Why doesn’t God give us all the answers? I mean, really, wouldn’t it be a little easier if we knew the who, what, where, when and why?
What will my career be?
When will I get married?
Why am I sick?
Will I get married?!
Where am I going to live?
Why can’t I have children?
What is the purpose of anxiety?
Why did you create mosquitos?
Seriously, single forever?
Why is my depression so stubborn?
Why did they get promoted and not me?
Is every snow flake truly an individual or is there a double floating around out there somewhere?
Lighthearted or soul-searching, I could literally go on and on with the questions that press on our hearts but that would make for an extremely angsty blog. This morning I sat down with God in the throne room and seriously posed this question. “Why can’t we know all the answers? Why don’t you clue us in to the things that weigh so heavily on our minds?” In my finite understanding, I seem to think that this would bring a plethora of happiness and a great deal of peace. It’s like finding out the answers on a big test the night before. Wouldn’t it make the test that much better?
Before I continue, allow me to set the scene for you. Have you ever read Job? Read through it if you get the chance but today pay special attention to chapter 38:2-3. In these verses, God calls out from the storm to Job after his long winded questioning and advises him to brace himself like a man because He is about to be questioned two fold. I received a similar response this morning but thank goodness it was filled with gentle mercy and it’s just really cold out, not storming.
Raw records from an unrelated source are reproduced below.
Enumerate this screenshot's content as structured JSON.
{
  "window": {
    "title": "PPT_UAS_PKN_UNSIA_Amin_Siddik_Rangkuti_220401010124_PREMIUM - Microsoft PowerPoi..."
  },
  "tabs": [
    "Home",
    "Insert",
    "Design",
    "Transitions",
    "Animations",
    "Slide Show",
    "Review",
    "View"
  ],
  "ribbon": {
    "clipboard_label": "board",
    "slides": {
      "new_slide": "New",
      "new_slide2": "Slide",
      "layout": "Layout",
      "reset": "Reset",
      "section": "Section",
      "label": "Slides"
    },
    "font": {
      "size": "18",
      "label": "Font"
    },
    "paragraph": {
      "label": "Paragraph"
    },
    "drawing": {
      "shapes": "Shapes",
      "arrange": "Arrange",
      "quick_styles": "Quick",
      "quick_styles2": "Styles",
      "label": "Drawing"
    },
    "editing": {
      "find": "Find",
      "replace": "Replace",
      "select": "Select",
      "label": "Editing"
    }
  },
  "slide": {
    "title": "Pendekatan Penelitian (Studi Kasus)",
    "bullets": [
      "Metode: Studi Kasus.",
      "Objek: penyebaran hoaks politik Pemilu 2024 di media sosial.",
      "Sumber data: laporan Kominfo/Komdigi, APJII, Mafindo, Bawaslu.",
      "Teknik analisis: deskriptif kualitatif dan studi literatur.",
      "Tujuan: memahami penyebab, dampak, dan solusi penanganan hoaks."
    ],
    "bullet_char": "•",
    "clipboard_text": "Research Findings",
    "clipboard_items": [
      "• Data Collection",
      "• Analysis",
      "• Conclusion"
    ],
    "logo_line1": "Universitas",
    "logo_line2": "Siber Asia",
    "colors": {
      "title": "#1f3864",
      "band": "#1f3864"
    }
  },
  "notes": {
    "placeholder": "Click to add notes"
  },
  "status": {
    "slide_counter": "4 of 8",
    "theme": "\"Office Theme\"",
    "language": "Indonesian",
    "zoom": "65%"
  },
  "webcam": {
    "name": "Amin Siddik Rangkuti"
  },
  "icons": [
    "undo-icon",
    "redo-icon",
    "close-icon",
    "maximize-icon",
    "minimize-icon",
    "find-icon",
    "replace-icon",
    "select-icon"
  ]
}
Anyways, thank the Lord that He is who He is because I think He actually enjoyed my question. In typical God fashion, He raised my question with another question. What if I did know all the answers right now? What if I knew the man I’m gonna marry, if I’m gonna get married, what job will I get, and how in the world I will pay off all my debt? What if I had all the answers right now? No more wondering. Then what? I’ll tell you what. Life then becomes one giant waiting room instead of a classroom. We’ll spend the rest of our days waiting for the answers to come to fruition instead of developing our character. We’ll spend all our energy ensuring that we don’t screw up getting to the place where God told us we will be. The mystery will evaporate and the adventure will subside. The pain might actually grow with the responsibility of what we know and I imagine I will stop enjoying the journey and will obsessively fixate on the destination.
Similar to Job, wide eyed and struck with revelation, I responded to God with a humbled, “You’re right. I’m wrong. You’re God. Not me.” While it might pain me to find peace in the tension of not knowing, there is an incredible opportunity extended to me to lean into the Lord and rely on His person and presence in this life of wondering. My relationship with the One who knows, grows. Isn’t that better than knowing the answers? Knowledge of the future is lifeless without the One who makes it a reality.
What are you asking yourself today? What questions are burning in your heart? What are you hollering at God as you shake your fists or crumble in a pile of tears? What would you give up anything to know at this very moment? Let me raise your question with another one; what if God answered you? What if you had your answer right now? Then what? Honestly consider what happens next. And brace yourself, because your answer might not be what you expect.